Random Forest works on classification and Regression both problem statement.

Random Forest uses N number of Decision Tree as base model and give some sample of the data to each Decision Tree to predict.

if you don’t know about the DT blogs 1,2.

for classification, Random Forest take every output of Decision Tree and do voting whichever class has highest voting it take that as output.

for Regression, Random Forest take average of every numeric output.

Why Random Forest called Random Forest and Why we need it?

Random forest adds additional randomness to the model, while growing the trees.

here, Randomness means RF gives random sample data to the DTs. that’s why there is random.

RF uses Decision Trees to prediction. if there is so many trees it called Forest. that’s why there is forest.

so, Decision Tree has problem called as Overfitting to solve that problem we use RF.

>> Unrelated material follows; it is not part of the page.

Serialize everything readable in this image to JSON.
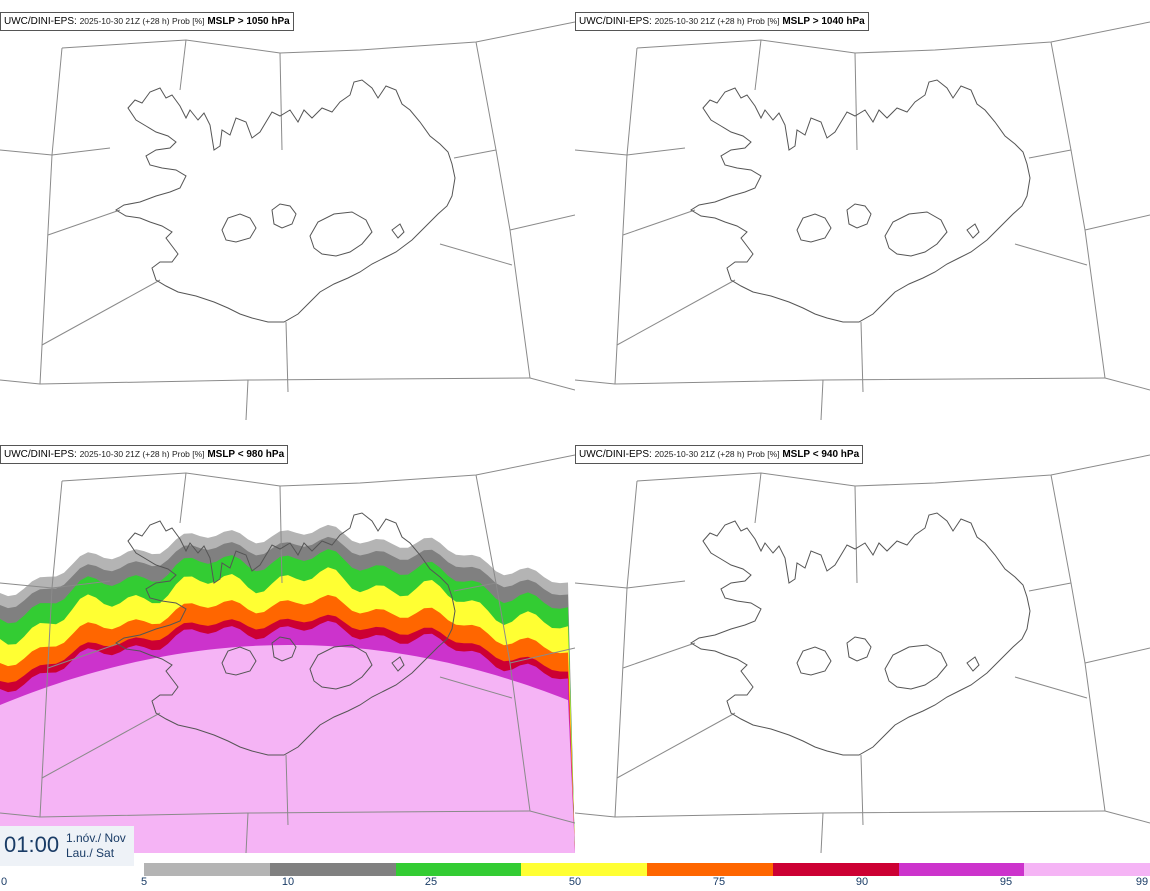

with Randomness in data and DTs, it decrease the overfitting in model.

Hyper Parameters for RF

1. n_estimators: total number of Decision Trees in RF. default = 100
2. criterion: for measuring quality of split
• {“gini”,”entropy”}, default=”gini”

3. max_features: number of features to consider when looking for the best split.

• {“auto”,”sqrt”,”log2”},int or float, default=”auto”
• If int, then consider max_features features at each split.
• If float, then max_features is a fraction and round(max_features * n_features) features are considered at each split.
• If “auto”, then max_features=sqrt(n_features).
• If “sqrt”, then max_features=sqrt(n_features) (same as “auto”).
• If “log2”, then max_features=log2(n_features).
• If None, then max_features=n_features.

n_feature means number of features.

Pros

reduce the overfitting of DT and helps to improve accuracy.

automates missing value present in data

normalising data is not required

Cons

require much computational power as it builds numerous trees to combine their input.

require much time as it combine so many trees.

Due to the ensemble of decision trees, it also suffers interpretability and fails to determine the significance of each variable.

Tip:- you can use different algorithm rather than DT for building base model in RF.(Wikipedia)

so, I have some question Regarding RF. if you know please let me know in comment section,

q) suppose we have classification problem(output yes/no) and in RF, we use 10 DT. if 5 DTs gave output as “yes” and another 5 DTs gave output as “No”. now, RF classifier choose which one as output ?

Thanks for reading this blog :)